With this, you would probably go for organic fruits and vegetables. They would cost three times the conventionally grown ones. You are ready to pay the price for fruits and vegetables free from synthetic pesticides, herbicides and fertilizers, but how to be sure of the residue content in the ‘organic’ labelled fruits and vegetables? There are enough examples around to suspect the integrity and ethics of people involved.

What could the solution be?

The first solution is that the government regulates the availability of the synthetic and harmful fertilizers, pesticides, herbicides that they are not available to the farmers. I won’t go into the details but this is very difficult for multiple reasons (e.g. EPA will not ban pesticides that can harm kids’ brains).

The second one is to give the power to the consumer to correctly identify and select what they would like to have – organic or conventional, what level of residues. The consumer needed to be provided with technology to find out whether fruits and vegetables available in the market have more than permissible limits of a particular chemical substance or they are completely organically grown.

Consumer push can be very effective and can even lead to the government banning a few chemicals that are hazardous.

Near Infra-Red (NIR) spectrum is very important to build technology around the food safety and identification of the chemicals. Absorption and reflective spectroscopy is used for analyte predictions. Absorption spectroscopy is usually used for liquids, where the NIR wavelength light is passed through the liquid and a spectrometer measures what is absorbed by the liquid it passes through, then using the machine learning and AI techniques you can build a model to identify the chemicals present in the liquid.
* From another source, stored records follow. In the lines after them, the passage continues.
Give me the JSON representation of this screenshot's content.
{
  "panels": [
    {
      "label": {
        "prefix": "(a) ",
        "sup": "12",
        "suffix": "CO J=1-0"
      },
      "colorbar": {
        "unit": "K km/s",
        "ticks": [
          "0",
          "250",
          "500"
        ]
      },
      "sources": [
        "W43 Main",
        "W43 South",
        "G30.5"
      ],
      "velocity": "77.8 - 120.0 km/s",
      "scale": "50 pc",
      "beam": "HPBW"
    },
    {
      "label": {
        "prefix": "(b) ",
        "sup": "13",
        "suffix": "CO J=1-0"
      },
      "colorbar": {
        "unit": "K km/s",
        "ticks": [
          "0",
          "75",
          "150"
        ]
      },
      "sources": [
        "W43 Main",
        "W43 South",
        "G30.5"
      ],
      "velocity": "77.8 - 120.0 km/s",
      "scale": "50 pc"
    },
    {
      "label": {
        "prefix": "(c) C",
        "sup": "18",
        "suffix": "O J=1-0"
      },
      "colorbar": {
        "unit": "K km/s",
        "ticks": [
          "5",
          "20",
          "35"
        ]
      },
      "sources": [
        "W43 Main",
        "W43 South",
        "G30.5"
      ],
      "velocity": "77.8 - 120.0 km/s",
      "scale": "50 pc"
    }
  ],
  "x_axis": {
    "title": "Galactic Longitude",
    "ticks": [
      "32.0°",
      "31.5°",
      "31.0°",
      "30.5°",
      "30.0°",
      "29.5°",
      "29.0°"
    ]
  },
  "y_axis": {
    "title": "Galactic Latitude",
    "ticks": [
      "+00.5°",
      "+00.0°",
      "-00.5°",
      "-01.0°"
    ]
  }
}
Similarly, for the solids, reflective spectroscopy is used and the data collected can be used for building Machine Learning models to identify the chemicals present at the surface of fruits and vegetables.

In the past few months, I have been researching on this topic and found that there are professors in some universities working in these areas. Though there are fewer players in the industry, companies in Israel developing products to address similar problems.

I also talked to organic farmers and shopkeepers, growing and selling organic food in order to know the ground truth and I was surprised to hear that there are no easy methods available for them; for the consumer absolutely nothing. There are many individuals and media put their reports, reaction, anguish, helplessness over the hazardous contents in fruits and vegetables (also dairy and meat). What is the logical next step?

The technology has to go into consumers hands.